QUARTER 2012 DIVIDEND
For the three months ended December 31, 2012, Ares Capital declared on November 5, 2012 a regular dividend of $0.38 per share and an additional dividend of $0.05 per share for a total of approximately $106.8 million. The record date for these dividends was December 14, 2012 and the dividends were paid on December 28, 2012.
On January 25, 2013, Ares Capital and Ares Capital Funding LLC (“Ares Capital CP”), an indirect wholly owned subsidiary of Ares Capital, entered into an amendment to Ares Capital CP’s revolving funding facility (the “Revolving Funding Facility”). The amendment, among other things, modified the interest charged on the Revolving Funding Facility from the previous applicable spreads of 2.50% over LIBOR and 1.50% over “base rate” (as defined in the agreements governing the Revolving Funding Facility) to applicable spreads ranging from 2.25% to 2.50% over LIBOR and ranging from 1.25% to 1.50% over “base rate,” in each case, determined monthly based on the composition of the borrowing base relative to outstanding borrowings under the facility. After giving effect to the amendment and the relevant borrowing base and amounts outstanding thereunder, the interest charged on the Revolving Funding Facility as of January 25, 2013 was based on a spread over one-month LIBOR of 2.25% or a spread over “base rate” of 1.25%. As of such date, one-month LIBOR was 0.2037% and the “base rate” was 3.25%.
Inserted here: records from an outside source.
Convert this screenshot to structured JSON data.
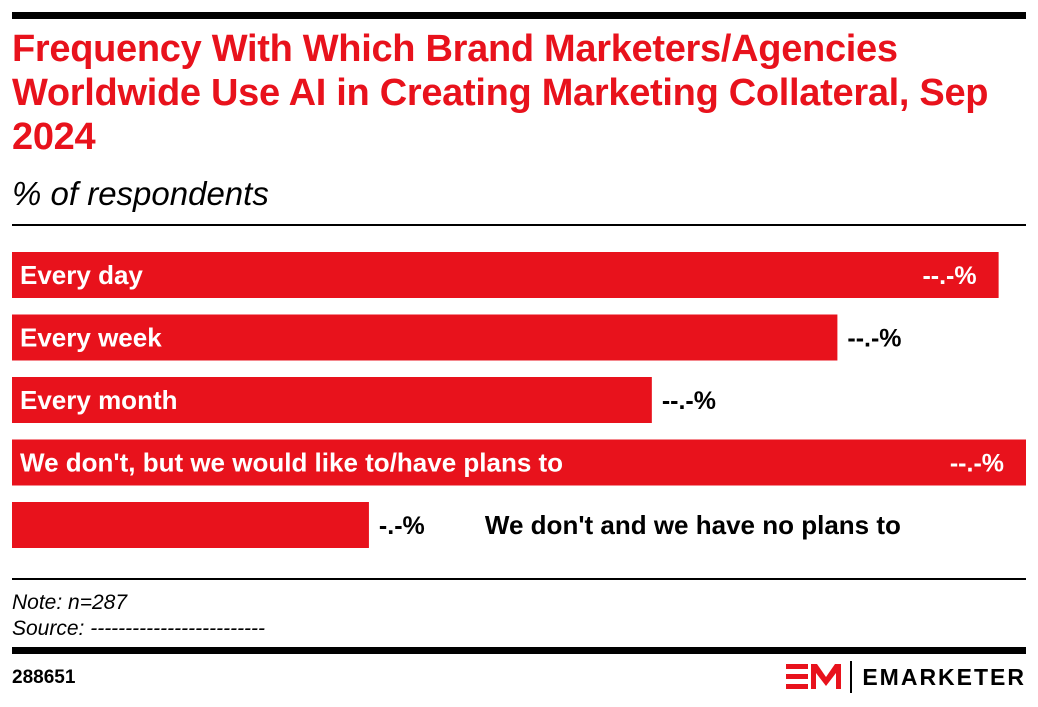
{
  "title": "Frequency With Which Brand Marketers/Agencies Worldwide Use AI in Creating Marketing Collateral, Sep 2024",
  "subtitle": "% of respondents",
  "note": "Note: n=287",
  "source": "Source: -------------------------",
  "chart_id": "288651",
  "brand": {
    "name": "EMARKETER",
    "icon": "em-logo-icon"
  },
  "colors": {
    "accent": "#e8121c",
    "text": "#000000",
    "background": "#ffffff"
  },
  "chart_data": {
    "type": "bar",
    "orientation": "horizontal",
    "categories": [
      "Every day",
      "Every week",
      "Every month",
      "We don't, but we would like to/have plans to",
      "We don't and we have no plans to"
    ],
    "values": [
      97.3,
      81.4,
      63.1,
      100,
      35.2
    ],
    "value_labels": [
      "--.-%",
      "--.-%",
      "--.-%",
      "--.-%",
      "-.-%"
    ],
    "xlim": [
      0,
      100
    ],
    "grid": false,
    "legend": "none"
  }
}
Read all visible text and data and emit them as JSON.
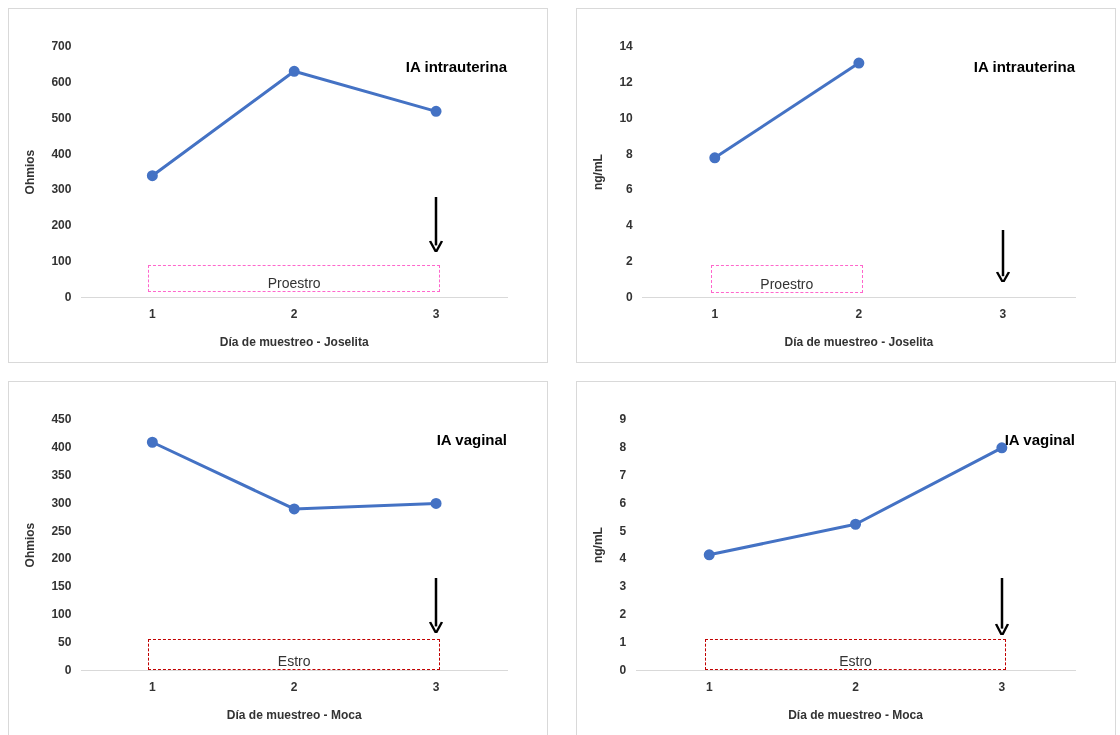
{
  "chart_data": [
    {
      "type": "line",
      "title": "IA intrauterina",
      "xlabel": "Día de muestreo - Joselita",
      "ylabel": "Ohmios",
      "categories": [
        "1",
        "2",
        "3"
      ],
      "series": [
        {
          "color": "#4472c4",
          "values": [
            340,
            632,
            520
          ]
        }
      ],
      "ylim": [
        0,
        700
      ],
      "yticks": [
        0,
        100,
        200,
        300,
        400,
        500,
        600,
        700
      ],
      "grid": false,
      "legend": false,
      "marker": "circle",
      "annotations": [
        "Proestro"
      ]
    },
    {
      "type": "line",
      "title": "IA intrauterina",
      "xlabel": "Día de muestreo - Joselita",
      "ylabel": "ng/mL",
      "categories": [
        "1",
        "2",
        "3"
      ],
      "series": [
        {
          "color": "#4472c4",
          "values": [
            7.8,
            13.1,
            null
          ]
        }
      ],
      "ylim": [
        0,
        14
      ],
      "yticks": [
        0,
        2,
        4,
        6,
        8,
        10,
        12,
        14
      ],
      "grid": false,
      "legend": false,
      "marker": "circle",
      "annotations": [
        "Proestro"
      ]
    },
    {
      "type": "line",
      "title": "IA vaginal",
      "xlabel": "Día de muestreo - Moca",
      "ylabel": "Ohmios",
      "categories": [
        "1",
        "2",
        "3"
      ],
      "series": [
        {
          "color": "#4472c4",
          "values": [
            410,
            290,
            300
          ]
        }
      ],
      "ylim": [
        0,
        450
      ],
      "yticks": [
        0,
        50,
        100,
        150,
        200,
        250,
        300,
        350,
        400,
        450
      ],
      "grid": false,
      "legend": false,
      "marker": "circle",
      "annotations": [
        "Estro"
      ]
    },
    {
      "type": "line",
      "title": "IA vaginal",
      "xlabel": "Día de muestreo - Moca",
      "ylabel": "ng/mL",
      "categories": [
        "1",
        "2",
        "3"
      ],
      "series": [
        {
          "color": "#4472c4",
          "values": [
            4.15,
            5.25,
            8.0
          ]
        }
      ],
      "ylim": [
        0,
        9
      ],
      "yticks": [
        0,
        1,
        2,
        3,
        4,
        5,
        6,
        7,
        8,
        9
      ],
      "grid": false,
      "legend": false,
      "marker": "circle",
      "annotations": [
        "Estro"
      ]
    }
  ]
}
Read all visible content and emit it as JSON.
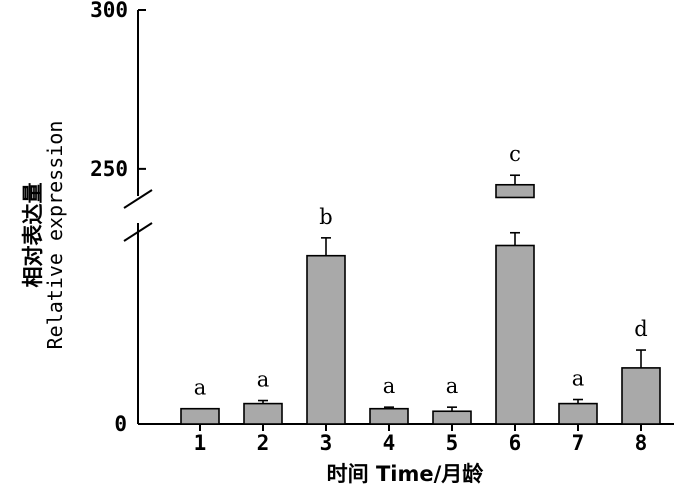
{
  "chart_data": {
    "type": "bar",
    "xlabel": "时间 Time/月龄",
    "ylabel_cn": "相对表达量",
    "ylabel_en": "Relative expression",
    "categories": [
      "1",
      "2",
      "3",
      "4",
      "5",
      "6",
      "7",
      "8"
    ],
    "values": [
      3,
      4,
      33,
      3,
      2.5,
      35,
      4,
      11
    ],
    "errors": [
      0,
      0.6,
      3.5,
      0.3,
      0.8,
      2.5,
      0.8,
      3.5
    ],
    "significance": [
      "a",
      "a",
      "b",
      "a",
      "a",
      "c",
      "a",
      "d"
    ],
    "bar_6_upper_segment": {
      "from": 241,
      "to": 245,
      "error_to": 248
    },
    "y_axis": {
      "lower_segment": {
        "range": [
          0,
          40
        ],
        "tick_labels": [
          "0"
        ]
      },
      "upper_segment": {
        "range": [
          238,
          300
        ],
        "tick_labels": [
          "250",
          "300"
        ]
      },
      "broken": true
    },
    "bar_color": "#a9a9a9",
    "grid": false
  }
}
From January 1, 2013 through February 22, 2013, we made new investment commitments of $165 million, of which $162 million were funded. Of these new commitments, 60% were in second lien senior secured loans, 30% were in first lien senior secured loans, 9% were investments in subordinated certificates of the SSLP, the proceeds of which were applied to co-investments with GE to fund first lien senior secured loans through the SSLP, and 1% were in preferred equity securities. Of the $165 million of new investment commitments, 92% were floating rate and 8% were fixed rate. The weighted average yield of debt and other income producing securities funded during the period at amortized cost was 9.5%. We may seek to syndicate a portion of these new investment commitments, although there can be no assurance that we will be able to do so.